The B.C. government and the Taku River Tlingit First Nation have signed a land use agreement covering a vast area of the province's northwest that will protect some parts and open up others for resource development.

Premier Christy Clark said on Tuesday the deal creates 13 new protected areas and protects about 800,000 hectares of more than three million hectares in the Atlin Taku region, including the existing Atlin Park.

But Aboriginal Relations Minister Mary Polak said 90 per cent of the areas with the highest mineral potential remain available for exploration and potential development.

Clark said the deal follows years of litigation over a mine in the area, which the province ended up winning in the Supreme Court of Canada.

"This agreement represents a clear shift from conflict to collaboration between B.C. and the Taku River Tlingit First Nation," said Clark.

Mining jobs expected

Band spokesman John Ward said the agreement will protect the land and provide the means for band members to  prosper in their own traditional territory.

"The Taku River Tlingits have looked forward to this day for a very long time," said Ward.

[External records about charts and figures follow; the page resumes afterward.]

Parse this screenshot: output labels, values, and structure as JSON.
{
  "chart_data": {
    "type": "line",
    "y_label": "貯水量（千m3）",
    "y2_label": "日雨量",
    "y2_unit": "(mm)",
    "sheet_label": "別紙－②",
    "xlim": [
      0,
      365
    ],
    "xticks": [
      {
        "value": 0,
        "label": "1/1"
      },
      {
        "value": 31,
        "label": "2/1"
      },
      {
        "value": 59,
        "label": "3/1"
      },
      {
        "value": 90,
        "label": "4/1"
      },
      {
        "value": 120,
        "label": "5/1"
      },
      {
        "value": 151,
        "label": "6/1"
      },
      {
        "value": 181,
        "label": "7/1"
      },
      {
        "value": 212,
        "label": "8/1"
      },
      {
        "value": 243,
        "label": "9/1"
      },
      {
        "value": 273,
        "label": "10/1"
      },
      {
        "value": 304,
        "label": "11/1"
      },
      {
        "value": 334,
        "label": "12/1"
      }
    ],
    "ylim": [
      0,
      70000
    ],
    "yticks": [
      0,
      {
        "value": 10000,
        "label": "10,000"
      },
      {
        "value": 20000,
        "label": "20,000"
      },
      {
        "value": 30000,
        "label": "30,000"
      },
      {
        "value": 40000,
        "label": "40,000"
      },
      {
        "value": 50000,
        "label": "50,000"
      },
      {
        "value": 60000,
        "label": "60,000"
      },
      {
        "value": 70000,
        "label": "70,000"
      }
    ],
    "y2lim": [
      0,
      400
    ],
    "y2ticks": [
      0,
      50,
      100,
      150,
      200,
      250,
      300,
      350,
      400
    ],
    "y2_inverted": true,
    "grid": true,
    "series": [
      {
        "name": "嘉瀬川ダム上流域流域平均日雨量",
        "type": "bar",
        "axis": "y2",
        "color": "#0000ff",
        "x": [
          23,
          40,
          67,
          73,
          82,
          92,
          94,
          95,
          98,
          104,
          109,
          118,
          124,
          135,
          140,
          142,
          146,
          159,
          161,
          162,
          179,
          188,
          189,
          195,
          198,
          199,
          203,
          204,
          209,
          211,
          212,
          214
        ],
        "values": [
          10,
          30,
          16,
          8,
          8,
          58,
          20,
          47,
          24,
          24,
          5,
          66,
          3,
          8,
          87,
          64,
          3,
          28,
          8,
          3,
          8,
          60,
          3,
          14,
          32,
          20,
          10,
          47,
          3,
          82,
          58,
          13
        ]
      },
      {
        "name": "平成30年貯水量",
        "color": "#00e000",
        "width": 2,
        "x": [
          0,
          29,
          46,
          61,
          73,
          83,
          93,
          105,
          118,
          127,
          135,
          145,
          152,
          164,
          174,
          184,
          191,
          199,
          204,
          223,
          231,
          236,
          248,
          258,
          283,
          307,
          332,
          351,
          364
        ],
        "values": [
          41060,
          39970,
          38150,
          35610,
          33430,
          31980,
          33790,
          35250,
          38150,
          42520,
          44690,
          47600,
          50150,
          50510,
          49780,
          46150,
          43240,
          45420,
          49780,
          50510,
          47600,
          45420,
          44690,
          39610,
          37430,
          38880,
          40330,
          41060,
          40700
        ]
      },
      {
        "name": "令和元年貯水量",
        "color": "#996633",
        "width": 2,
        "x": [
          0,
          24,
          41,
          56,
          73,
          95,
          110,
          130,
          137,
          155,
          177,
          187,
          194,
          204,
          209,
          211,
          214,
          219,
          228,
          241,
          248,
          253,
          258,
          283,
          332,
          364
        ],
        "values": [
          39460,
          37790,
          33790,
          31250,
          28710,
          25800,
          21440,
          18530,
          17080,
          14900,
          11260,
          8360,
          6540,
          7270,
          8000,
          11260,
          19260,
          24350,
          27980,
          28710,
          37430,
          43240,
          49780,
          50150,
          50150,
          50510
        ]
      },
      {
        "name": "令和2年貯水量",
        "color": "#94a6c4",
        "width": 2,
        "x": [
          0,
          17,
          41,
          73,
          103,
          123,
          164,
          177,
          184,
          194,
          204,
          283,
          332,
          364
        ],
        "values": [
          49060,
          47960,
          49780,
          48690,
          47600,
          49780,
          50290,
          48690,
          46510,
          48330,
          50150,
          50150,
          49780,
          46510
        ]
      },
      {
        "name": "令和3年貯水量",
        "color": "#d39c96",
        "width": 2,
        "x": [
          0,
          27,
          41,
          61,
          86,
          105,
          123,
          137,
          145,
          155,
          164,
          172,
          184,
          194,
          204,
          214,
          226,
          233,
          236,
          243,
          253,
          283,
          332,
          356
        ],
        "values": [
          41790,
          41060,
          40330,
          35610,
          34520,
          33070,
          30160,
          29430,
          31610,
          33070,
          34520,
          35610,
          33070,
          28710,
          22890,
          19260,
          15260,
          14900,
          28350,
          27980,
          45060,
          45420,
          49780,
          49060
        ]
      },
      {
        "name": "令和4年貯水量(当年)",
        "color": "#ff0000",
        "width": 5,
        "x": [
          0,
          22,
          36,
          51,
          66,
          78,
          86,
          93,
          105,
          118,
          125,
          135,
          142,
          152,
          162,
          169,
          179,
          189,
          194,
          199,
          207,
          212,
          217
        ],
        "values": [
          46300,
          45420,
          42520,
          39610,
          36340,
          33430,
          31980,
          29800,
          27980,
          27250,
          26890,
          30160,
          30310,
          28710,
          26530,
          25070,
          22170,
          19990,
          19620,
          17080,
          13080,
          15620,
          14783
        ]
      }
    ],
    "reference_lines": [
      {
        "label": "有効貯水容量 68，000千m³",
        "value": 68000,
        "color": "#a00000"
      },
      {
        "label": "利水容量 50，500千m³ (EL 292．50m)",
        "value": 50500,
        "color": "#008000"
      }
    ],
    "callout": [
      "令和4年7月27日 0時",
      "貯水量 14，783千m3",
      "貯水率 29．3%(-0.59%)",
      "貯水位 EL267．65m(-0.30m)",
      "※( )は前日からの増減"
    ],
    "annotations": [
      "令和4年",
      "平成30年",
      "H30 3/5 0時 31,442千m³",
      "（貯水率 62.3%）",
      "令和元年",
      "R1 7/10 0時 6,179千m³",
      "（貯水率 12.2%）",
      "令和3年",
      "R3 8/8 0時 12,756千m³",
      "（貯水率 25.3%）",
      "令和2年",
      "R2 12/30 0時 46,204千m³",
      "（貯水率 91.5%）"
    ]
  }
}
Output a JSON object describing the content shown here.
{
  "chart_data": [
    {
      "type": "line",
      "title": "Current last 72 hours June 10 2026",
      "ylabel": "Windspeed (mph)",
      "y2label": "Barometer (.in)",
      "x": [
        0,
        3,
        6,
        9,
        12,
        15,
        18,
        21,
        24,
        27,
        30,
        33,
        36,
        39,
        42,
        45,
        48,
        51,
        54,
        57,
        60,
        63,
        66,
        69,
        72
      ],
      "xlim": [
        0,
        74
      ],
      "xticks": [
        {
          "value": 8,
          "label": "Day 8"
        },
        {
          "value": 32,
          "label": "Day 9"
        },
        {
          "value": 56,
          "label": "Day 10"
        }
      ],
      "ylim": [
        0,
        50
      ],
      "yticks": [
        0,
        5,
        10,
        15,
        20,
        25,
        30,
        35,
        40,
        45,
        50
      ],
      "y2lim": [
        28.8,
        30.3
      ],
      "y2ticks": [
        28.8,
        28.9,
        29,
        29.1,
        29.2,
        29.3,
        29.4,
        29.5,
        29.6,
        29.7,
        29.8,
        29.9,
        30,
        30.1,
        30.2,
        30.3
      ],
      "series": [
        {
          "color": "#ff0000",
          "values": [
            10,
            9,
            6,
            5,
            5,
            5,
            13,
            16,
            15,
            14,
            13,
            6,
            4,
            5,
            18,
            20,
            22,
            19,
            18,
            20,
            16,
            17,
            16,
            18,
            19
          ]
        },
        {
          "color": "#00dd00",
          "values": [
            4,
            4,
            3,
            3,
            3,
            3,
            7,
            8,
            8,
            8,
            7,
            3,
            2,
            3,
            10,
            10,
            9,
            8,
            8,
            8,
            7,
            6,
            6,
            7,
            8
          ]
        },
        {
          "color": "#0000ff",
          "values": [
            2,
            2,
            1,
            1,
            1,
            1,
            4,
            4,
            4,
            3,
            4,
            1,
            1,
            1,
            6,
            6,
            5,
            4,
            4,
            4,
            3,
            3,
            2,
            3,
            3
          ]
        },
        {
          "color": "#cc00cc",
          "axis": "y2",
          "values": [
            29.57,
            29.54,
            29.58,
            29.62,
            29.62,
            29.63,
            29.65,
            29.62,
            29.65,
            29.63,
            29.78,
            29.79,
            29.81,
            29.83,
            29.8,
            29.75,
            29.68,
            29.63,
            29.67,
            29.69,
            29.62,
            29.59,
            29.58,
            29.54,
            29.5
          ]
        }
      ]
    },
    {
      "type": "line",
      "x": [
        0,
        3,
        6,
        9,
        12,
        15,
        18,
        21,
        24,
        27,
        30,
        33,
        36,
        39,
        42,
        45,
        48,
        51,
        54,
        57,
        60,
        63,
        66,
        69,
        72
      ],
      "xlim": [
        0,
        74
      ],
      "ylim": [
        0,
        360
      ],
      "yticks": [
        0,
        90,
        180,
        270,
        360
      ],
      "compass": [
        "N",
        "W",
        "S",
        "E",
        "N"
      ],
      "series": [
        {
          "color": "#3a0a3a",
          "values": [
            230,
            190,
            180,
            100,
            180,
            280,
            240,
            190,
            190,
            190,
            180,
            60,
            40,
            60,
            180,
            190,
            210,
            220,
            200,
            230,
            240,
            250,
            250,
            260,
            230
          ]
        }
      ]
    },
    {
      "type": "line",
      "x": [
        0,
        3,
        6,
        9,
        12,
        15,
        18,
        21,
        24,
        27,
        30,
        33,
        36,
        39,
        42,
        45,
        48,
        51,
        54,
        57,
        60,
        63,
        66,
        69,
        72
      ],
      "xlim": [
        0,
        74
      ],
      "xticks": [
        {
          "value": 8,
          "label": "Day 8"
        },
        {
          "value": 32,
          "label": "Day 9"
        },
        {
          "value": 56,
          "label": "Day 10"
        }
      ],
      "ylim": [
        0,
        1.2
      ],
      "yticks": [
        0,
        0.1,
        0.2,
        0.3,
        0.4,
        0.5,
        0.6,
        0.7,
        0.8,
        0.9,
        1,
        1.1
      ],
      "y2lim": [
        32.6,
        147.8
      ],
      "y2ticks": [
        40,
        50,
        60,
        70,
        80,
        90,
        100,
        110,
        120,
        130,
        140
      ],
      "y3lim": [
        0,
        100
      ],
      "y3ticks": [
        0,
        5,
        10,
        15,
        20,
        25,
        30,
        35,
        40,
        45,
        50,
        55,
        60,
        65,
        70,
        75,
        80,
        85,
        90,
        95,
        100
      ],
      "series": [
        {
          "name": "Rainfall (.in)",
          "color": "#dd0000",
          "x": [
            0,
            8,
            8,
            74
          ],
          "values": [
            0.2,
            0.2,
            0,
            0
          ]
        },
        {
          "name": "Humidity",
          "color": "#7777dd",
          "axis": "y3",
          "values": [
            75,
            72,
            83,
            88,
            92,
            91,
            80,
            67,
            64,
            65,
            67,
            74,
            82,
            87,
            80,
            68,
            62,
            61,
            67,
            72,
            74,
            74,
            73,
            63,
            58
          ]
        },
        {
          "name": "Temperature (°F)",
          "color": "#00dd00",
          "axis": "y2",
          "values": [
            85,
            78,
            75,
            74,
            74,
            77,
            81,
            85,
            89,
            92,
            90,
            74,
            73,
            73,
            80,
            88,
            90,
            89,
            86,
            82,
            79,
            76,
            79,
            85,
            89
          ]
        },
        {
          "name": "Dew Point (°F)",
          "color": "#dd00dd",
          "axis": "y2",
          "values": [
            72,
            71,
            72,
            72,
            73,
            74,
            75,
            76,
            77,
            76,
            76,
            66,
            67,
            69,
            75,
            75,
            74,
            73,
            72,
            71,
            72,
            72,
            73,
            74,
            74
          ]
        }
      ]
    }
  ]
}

The First Nation has already begun to work with mining developers on potential resource projects that could create 600 jobs, said Clark.

According to a statement released by the government, the Land Use Plan area covers an area the size of Vancouver Island and includes the Taku Watershed, one of B.C.'s most significant salmon watersheds, which supports the largest commercial salmon run in south-eastern Alaska.

The deal is a land use agreement, but is not a treaty. The Taku River Tlinglit band website says their traditional territory covers parts of both B.C., Yukon and Alaska.